Oil Market Impacted By Swine Flu
Crude oil futures fell Monday on barrels for June delivery by $1.41, or 2.7% on the New York Mercantile Exchange due to fears that the recent outbreak of swine flu would further reduce global demand for petroleum products, in particular airline fuel for global travel in North America as consumers seek to avoid the infected areas.
Oil prices slumped as reported human cases of potentially lethal swine flu spread from Mexico, where the death toll has reached 149, to the U.S. and other countries. The widening exposure suggested travelers will stay home, and airline and hotel stocks came under heavy selling pressure.
Oil traders braced for a continued slide in jet fuel consumption. The EU’s health commissioner, Androulla Vassilou, recommended avoiding “nonessential travel to the areas that are reported to be in the center of the cluster,” which would include most of North America.
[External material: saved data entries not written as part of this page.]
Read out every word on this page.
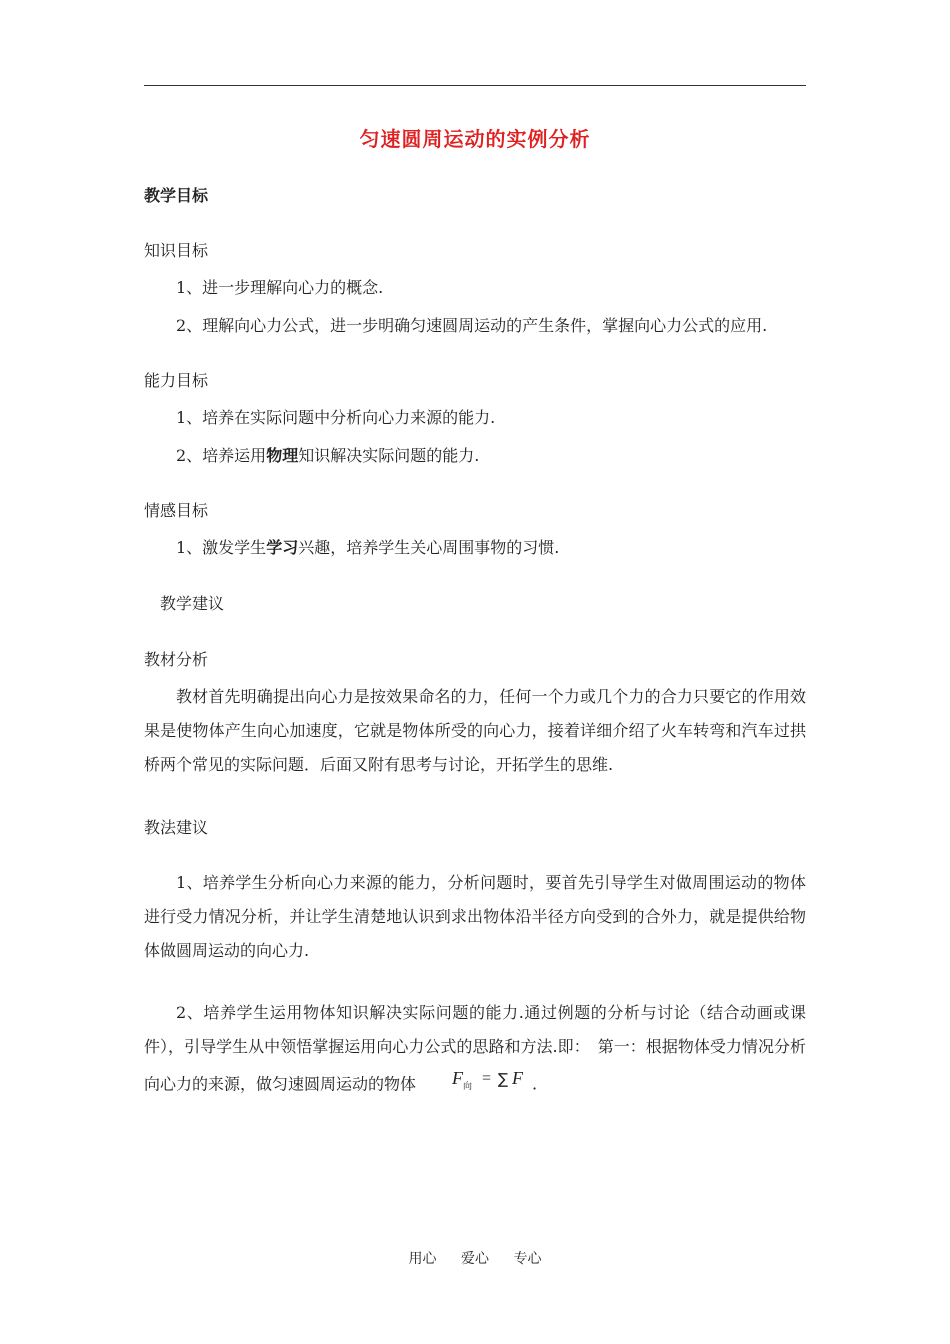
匀速圆周运动的实例分析
教学目标
知识目标
1、进一步理解向心力的概念.
2、理解向心力公式，进一步明确匀速圆周运动的产生条件，掌握向心力公式的应用.
能力目标
1、培养在实际问题中分析向心力来源的能力.
2、培养运用物理知识解决实际问题的能力.
情感目标
1、激发学生学习兴趣，培养学生关心周围事物的习惯.
教学建议
教材分析

教材首先明确提出向心力是按效果命名的力，任何一个力或几个力的合力只要它的作用效果是使物体产生向心加速度，它就是物体所受的向心力，接着详细介绍了火车转弯和汽车过拱桥两个常见的实际问题．后面又附有思考与讨论，开拓学生的思维.

教法建议

1、培养学生分析向心力来源的能力，分析问题时，要首先引导学生对做周围运动的物体进行受力情况分析，并让学生清楚地认识到求出物体沿半径方向受到的合外力，就是提供给物体做圆周运动的向心力.

2、培养学生运用物体知识解决实际问题的能力.通过例题的分析与讨论（结合动画或课件），引导学生从中领悟掌握运用向心力公式的思路和方法.即：　第一：根据物体受力情况分析向心力的来源，做匀速圆周运动的物体 F 向 = ∑ F .

用心 爱心 专心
Cutbacks in international travel would further chisel away at world oil demand that the International Energy Agency already expects will fall by 2.4 million barrels a day in 2009, to 83.4 million barrels a day. Jet fuel and kerosene consumed by member nations of the Organization for Economic Cooperation and Development totaled 3.9 million barrels a day in February, down steeply amid the global recession.
The oil-market impact of the viral outbreak is “probably not that significant,” said Kyle Cooper, director of research at IAF Advisors in Houston. “But in a market that’s already bad, it layers it on.” It is safe to say that it will probably not be trending upward for any time in the foreseeable future.
The flu outbreak recalled the Severe Acute Respiratory Syndrome, or SARS, epidemic. That health threat severely restrained air travel in Asia, reducing global oil demand by about 1% between April and June of 2003, analysts at JPMorgan said in a note.
Incipient rallies have flagged as oil stockpiles sit at their fullest in more than a decade. In the U.S., analysts expect data due Wednesday will show crude stockpiles grew for an eighth-straight week in the week ended April 24. U.S. inventories are at their highest since September 1990.
Goldman Sachs analysts said in a note Monday they see U.S. benchmark oil prices pulling back to the “mid-$40 a barrel range” in the near future to shore up demand and bolster the market.
“The recent weakness in fundamentals has been substantial, with U.S. total petroleum inventories building counter-seasonally in the last several weeks to record-high levels for this time of year and implied U.S. total oil demand collapsing below last autumn’s lows,” Goldman said. The bank recommends selling U.S. crude for July delivery.
Adding to Mexico’s troubles, the country was hit by a 6.0-magnitude earthquake Monday. The tremor was centered in Guerrero, a coastal Pacific state. Mexican state oil company Petroleos Mexicanos is operating normally, a spokesman said, adding that the company is still checking for earthquake damage and it is premature to rule out any incidents.
If the pandemic continues to grow in severity or if more cases spread to urban population points in the North America, then it is likely that prices may continue to drop until the governments provide a solid plan to halt the spread of the disease.